Step 6: Postprocess the results
-------------------------------
When you are done, you can postprocess (--postprocess) the results. This will generate a single **ScoreFlow.csv** file, containing the rescoring energies.

>ScoreFlow -p tutorial --protocol mmgbsa -r receptor.pdb -l tutorial_chemflow/DockFlow/plants/vmd-rec/docked_ligands.mol2 -sf mmgbsa --postprocess

>ScoreFlow -p tutorial --protocol mmgbsa_md -r receptor.pdb -l tutorial_chemflow/DockFlow/plants/vmd-rec/docked_ligands.mol2 -sf mmgbsa --postprocess


## Step 7: Run ScoreFlow to rescore the previous docking poses on HPC

Always remember that to run on HPC you need to provide an header file, appropriate for the cluster/supercomputer.

Copy the tutorial_chemflow folder in the work directory of the cluster/supercomputer you are gonna use.
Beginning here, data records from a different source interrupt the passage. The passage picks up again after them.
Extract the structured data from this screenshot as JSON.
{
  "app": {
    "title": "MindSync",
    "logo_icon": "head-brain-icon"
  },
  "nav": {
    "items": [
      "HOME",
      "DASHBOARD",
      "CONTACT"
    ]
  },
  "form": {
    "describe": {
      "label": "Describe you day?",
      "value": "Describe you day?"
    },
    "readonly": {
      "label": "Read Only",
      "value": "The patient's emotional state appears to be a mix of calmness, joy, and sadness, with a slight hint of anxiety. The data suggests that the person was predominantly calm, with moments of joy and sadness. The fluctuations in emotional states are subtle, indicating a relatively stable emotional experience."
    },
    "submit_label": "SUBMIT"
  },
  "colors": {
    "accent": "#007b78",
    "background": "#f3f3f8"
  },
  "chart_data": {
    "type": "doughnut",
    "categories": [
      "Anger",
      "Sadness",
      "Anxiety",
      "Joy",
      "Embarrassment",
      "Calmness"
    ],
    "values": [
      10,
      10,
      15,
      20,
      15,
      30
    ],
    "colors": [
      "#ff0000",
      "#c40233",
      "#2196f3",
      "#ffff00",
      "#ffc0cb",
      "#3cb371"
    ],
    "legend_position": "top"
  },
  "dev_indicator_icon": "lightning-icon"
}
### MMGBSA rescoring in explicit solvent:

ScoreFlow --project tutorial --protocol mmgbsa_docked -sf mmgbsa --receptor receptor.pdb --ligand tutorial_chemflow/DockFlow/plants/vmd-rec/docked_ligands.mol2  --water --slurm --header ScoreFlow.header

### MMGBSA rescoring in implicit solvent:

ScoreFlow --project tutorial --protocol mmgbsa_docked -sf mmgbsa --receptor receptor.pdb --ligand tutorial_chemflow/DockFlow/plants/vmd-rec/docked_ligands.mol2 --slurm --header ScoreFlow.header

<div class="alert-warning">
    
## Advanced

</div>

Using the *--write-only* flag, all input files will be written in tutorial_chemflow/ScoreFlow/mmgbsa_md/receptor/:

System Setup: You can modify the system setup (tleap_implicit.in file or tleap_salt-tot.in) inside your job.
    Simulation protocol: The procedures for each protocol can also be modified, the user must review "ScoreFlow.run.template".
    Run input files (Amber and MMGBSA): Namely min1.in, heat.in, equil.in, md.in ... can also be manually modified at wish :)
    After the modifications, rerun ScoreFlow using *--run-only*.